Every year, Africa loses over $52 billion through bribery, money laundering, tax evasions and a myriad of other corrupt practices.
These vices propagated by global and regional bodies have been perfected by our very own fellow African leaders, elites, investors, technocrats and entrepreneurs, most of whom care less about the future of the continent.
In Addis Ababa, where this day was born, Africa’s dignity stands mocked in a towering castle “gifted” to the continent by the Chinese.
One wonders what is worse: The fact that Africa’s liberation headquarters is nestled along a road named Roosevelt Street or the fact that China gave Africa a “gift” specifically to enhance its relations with the continent.
The answer is in the face of Africa’s economic growth that has curiously evolved into being even more Chinese than Beijing itself!
From Marrakech to Maseru, Yamoussoukro to Swakopmund, Nairobi to Porto-Novo, Chinese food and restaurants represent the infrastructural face of Africa with an uncontested certainty.
The real impact of this presumed transformation will only be known in the foreseeable future.
When Africa’s children breeze through life ignorant of the significance of Africa Day, let this be the day that Africa starts having conversations of change with itself.
Let it remind its children of the journey it walked to get here, the price paid, the resolve made, and the future it fathomed in 1963 when it declared through the words of the great Kwame Nkrumah that “We must unite now or perish!”
Africa knows what ails it and thus must be its own antidote and device a cure that will see it through the challenges bedevilling its very survival in the 21st century.
Unless we embrace our true historical identity and instil that consciousness, knowledge and pride into our youth, our future will be forever compromised.
Secondly, we must redefine African political leadership and governance, Truth be told, the club of 54 African leaders that converges at least twice a year in Addis Ababa, claiming to chart the path to Africa’s destiny is taking the continent for a sorry ride.

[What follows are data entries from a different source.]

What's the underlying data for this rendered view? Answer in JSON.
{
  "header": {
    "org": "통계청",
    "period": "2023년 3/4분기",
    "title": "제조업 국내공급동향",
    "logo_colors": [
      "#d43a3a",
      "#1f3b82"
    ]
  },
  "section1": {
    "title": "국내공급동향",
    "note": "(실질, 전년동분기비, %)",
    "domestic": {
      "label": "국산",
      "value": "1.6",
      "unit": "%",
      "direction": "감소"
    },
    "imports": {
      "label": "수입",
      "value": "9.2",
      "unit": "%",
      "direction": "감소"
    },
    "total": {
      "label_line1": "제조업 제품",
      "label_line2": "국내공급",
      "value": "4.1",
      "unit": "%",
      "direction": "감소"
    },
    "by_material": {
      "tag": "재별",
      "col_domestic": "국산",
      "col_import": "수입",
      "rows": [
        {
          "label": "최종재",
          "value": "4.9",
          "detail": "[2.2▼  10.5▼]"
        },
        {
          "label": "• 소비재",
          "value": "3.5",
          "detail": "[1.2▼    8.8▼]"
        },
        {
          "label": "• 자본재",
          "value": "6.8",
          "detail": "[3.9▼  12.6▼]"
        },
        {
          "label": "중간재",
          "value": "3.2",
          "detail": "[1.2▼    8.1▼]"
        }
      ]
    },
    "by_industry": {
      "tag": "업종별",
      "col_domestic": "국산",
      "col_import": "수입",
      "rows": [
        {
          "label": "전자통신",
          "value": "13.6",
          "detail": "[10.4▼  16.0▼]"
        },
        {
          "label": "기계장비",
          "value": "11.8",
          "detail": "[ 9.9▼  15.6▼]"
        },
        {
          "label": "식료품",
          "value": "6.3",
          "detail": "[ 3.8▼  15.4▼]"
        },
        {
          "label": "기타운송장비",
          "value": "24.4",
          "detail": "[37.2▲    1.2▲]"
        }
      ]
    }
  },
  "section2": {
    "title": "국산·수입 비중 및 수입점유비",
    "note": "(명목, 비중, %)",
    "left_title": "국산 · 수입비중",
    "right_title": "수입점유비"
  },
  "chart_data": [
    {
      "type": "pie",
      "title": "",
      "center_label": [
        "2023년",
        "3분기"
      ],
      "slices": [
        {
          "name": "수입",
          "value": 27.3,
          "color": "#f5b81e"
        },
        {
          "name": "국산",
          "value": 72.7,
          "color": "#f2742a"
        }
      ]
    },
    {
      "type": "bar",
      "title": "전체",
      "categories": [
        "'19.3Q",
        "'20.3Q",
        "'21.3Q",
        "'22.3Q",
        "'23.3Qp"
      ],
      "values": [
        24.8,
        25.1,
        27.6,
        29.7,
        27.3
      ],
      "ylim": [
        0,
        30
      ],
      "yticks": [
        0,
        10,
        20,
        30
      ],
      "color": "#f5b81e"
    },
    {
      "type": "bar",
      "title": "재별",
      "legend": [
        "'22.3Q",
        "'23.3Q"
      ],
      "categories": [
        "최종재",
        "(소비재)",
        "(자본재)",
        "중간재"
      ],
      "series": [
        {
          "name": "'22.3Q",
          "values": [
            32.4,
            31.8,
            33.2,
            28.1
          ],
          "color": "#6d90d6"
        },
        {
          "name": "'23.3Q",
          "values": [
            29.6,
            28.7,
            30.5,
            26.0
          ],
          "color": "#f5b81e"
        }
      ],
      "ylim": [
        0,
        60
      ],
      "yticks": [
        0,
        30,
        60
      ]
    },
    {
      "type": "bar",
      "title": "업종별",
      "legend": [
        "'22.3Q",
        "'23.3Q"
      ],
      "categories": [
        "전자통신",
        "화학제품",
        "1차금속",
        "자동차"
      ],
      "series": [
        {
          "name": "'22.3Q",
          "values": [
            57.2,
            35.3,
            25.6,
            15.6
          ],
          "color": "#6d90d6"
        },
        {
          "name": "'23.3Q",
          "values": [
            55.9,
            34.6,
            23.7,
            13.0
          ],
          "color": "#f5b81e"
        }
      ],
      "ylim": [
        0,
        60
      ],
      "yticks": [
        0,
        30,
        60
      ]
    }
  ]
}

If they were serious about their mandates then South Sudan, Democratic Republic of the Congo, Somalia and the Central African Republic would not be smouldering to ashes as we speak.
We know what these conflicts are about, who is fuelling them and what needs to be done to end them.
We just do not care enough because we are busy “benefiting” from them.
If the heads of state were serious, then they would act as one another’s accountability partner on crimes of humanity, human rights violations, corruption, constitutional infringement and social and economic injustices.
Unfortunately, this ambition will remain a pipe dream.
Thirdly, it was un-African to eat before the children eat and to dance on the graves of the dead.
But we have now perfected this art all in the name of corruption. We must return to the centre of communal ownership, selflessness, social and economic accountability crowned by integrity.
There is no short cut to it. Lastly, Africa will not rise from the abyss of destruction with a single clarion call and neither will it rise by empty rhetoric and endless policies.
Africa will begin to rise through the careful, deliberate and resilient internalisation of the reality of our perpetual struggles and the determination to always remain focused on overcoming them collectively.
Back then in 1954, Kwame Nkrumah and his fellow freedom fighters had this clarity of vision.
His words run true even today. He said: “On this continent, it has not taken us long to discover that the struggle against colonialism does not end with the attainment of national independence.
Independence is only the prelude to a new and more involved struggle for the right to conduct our own economic and social affairs; to construct our society according to our aspirations, unhampered by crushing and humiliating neo-colonialist control and interference.”
As we mark Africa Day, his words could never have been so apt.